We have a farm in The Fields. If you’ve ever wondered what happens in The Fields for the 361 days of the year that Wonderfruit isn’t being hosted, most of the answers lie there. It’s where we turn the leftovers of the festival into compost, where we grow fresh ingredients for the group of workers who call The Fields home, and—thanks to Nespresso—where we experiment with new ways to use coffee waste products, productively.
Nespresso has an entire ecosystem around the world dedicated to collecting capsules that their customers have already enjoyed, tearing them down to their component parts (aluminium and coffee grounds), and returning these to the coffee growing and preparing processes. Each capsule is emptied of spent grounds, which are then heat treated and dried to ensure sterilization, and the aluminium is washed, crushed, shredded, and recycled into new capsules. Recycled capsules are a part of Nespresso’s commitment to 100% carbon neutral capsules by 2022. The nutrient-dense spent grounds are the part of the circular equation that we are most excited by. We get a steady supply of the brown gold, to experiment with on our farm.
Our Nespresso coffee experiments have produced some pretty amazing results, and we think they could be even shared as examples of sustainable, future farming practices.
Here are three ways we’re repurposing Nespresso coffee grounds at the farm:
Mushrooms are magical. Even the normal, edible types. They grow fast, they grow in the dark, they break down organic material in the ground, and they are the ultimate sign of healthy soil. In our mushroom shack in The Fields, the mushrooms grow in bags of coffee-laced soil. If you’ve ever seen a pile of coffee grounds covered in mold, you’ll know why this is a great source of nutrients for mushrooms. They love coffee almost as much as we do.
This is beneficial because mushrooms need rich soil. The type of soil that requires a lot of fertilizer, moisture, and additives to sustain their growth. By swapping to a coffee grounds-infused mix, we can grow the same volume of mushrooms without dipping into our high-value, nutrient-dense compost stores.
Pack a few seeds into a mix of coffee grounds and clay, roll it up into a ball. Wait for it to dry, and you’ve got yourself a seed bomb. Seed bombs are portable, easy to plant, and contain everything the seeds inside need to get growing—including naturally pest-repelling coffee grounds. They’re a handy solution to inaccessible areas in need of greening or reforestation, and can make cute gifts for budding gardeners.
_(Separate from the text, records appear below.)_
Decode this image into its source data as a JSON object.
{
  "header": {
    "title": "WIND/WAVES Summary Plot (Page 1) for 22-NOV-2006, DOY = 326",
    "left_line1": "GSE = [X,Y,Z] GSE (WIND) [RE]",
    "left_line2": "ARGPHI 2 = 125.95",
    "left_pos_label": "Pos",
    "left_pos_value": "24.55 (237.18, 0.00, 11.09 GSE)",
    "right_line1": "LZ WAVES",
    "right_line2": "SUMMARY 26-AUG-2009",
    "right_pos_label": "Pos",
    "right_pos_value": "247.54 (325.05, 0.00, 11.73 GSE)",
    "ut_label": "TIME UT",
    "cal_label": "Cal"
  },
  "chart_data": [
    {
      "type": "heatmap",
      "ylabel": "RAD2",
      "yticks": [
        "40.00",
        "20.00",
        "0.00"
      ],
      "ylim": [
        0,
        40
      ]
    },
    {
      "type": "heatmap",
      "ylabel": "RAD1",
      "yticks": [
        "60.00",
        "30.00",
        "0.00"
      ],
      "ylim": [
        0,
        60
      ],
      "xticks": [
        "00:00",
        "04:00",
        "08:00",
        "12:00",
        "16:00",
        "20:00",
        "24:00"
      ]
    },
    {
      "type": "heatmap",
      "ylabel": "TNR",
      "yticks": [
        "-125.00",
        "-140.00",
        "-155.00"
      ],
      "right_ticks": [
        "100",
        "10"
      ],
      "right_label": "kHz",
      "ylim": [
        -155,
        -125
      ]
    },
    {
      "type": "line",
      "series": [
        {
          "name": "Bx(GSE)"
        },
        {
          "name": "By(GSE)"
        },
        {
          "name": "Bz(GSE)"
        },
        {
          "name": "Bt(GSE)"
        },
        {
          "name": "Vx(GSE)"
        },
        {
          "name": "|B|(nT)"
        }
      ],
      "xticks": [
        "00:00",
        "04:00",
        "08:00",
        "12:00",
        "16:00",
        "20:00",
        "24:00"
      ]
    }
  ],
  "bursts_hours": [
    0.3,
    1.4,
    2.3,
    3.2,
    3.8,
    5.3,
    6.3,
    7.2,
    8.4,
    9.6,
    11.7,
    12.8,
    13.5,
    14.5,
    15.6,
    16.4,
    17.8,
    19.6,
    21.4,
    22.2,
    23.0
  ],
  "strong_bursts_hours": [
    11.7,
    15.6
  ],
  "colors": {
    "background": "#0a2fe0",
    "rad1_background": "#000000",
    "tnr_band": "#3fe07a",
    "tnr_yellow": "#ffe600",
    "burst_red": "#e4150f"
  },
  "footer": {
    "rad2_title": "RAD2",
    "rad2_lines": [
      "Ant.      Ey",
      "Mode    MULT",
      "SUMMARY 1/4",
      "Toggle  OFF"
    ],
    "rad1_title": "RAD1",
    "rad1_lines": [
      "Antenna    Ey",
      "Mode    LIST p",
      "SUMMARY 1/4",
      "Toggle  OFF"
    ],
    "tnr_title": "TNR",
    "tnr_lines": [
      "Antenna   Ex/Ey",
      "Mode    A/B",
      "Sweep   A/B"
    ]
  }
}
Seed bombs are a relatively trendy concept, but they’re not new. Forest communities have used the technique for generations, ensuring that seeds could be transplanted across great distances without disturbing the precious undergrowth. Seed bombs help to gamify the reforesting process, by making something most people see as mundane (planting seeds) something exciting and fun.
If you’ve ever spilled coffee on white clothes, you already know how this one works. Coffee, even spent coffee that has been enjoyed as a beverage, can permanently stain cloth. Which is exactly what we want from a natural dye. We’ve perfected the process of taking a few leftover grounds, mixing them into a concentrated mix, and using the mix as either a watercolor for painting, or a dye for textiles. The resulting colors vary from off-white to chocolate brown, and react differently depending on their application. It’s a little unpredictable, but always beautiful.
Natural dyes are an organic, biodegradable alternative to artificial, chemical dyes. Natural dyes require less water, they leave less waste in waterways and soil, and they are safer for the skin. Coffee isn’t the best dye, but it beats using inorganic chemicals to achieve a similar result.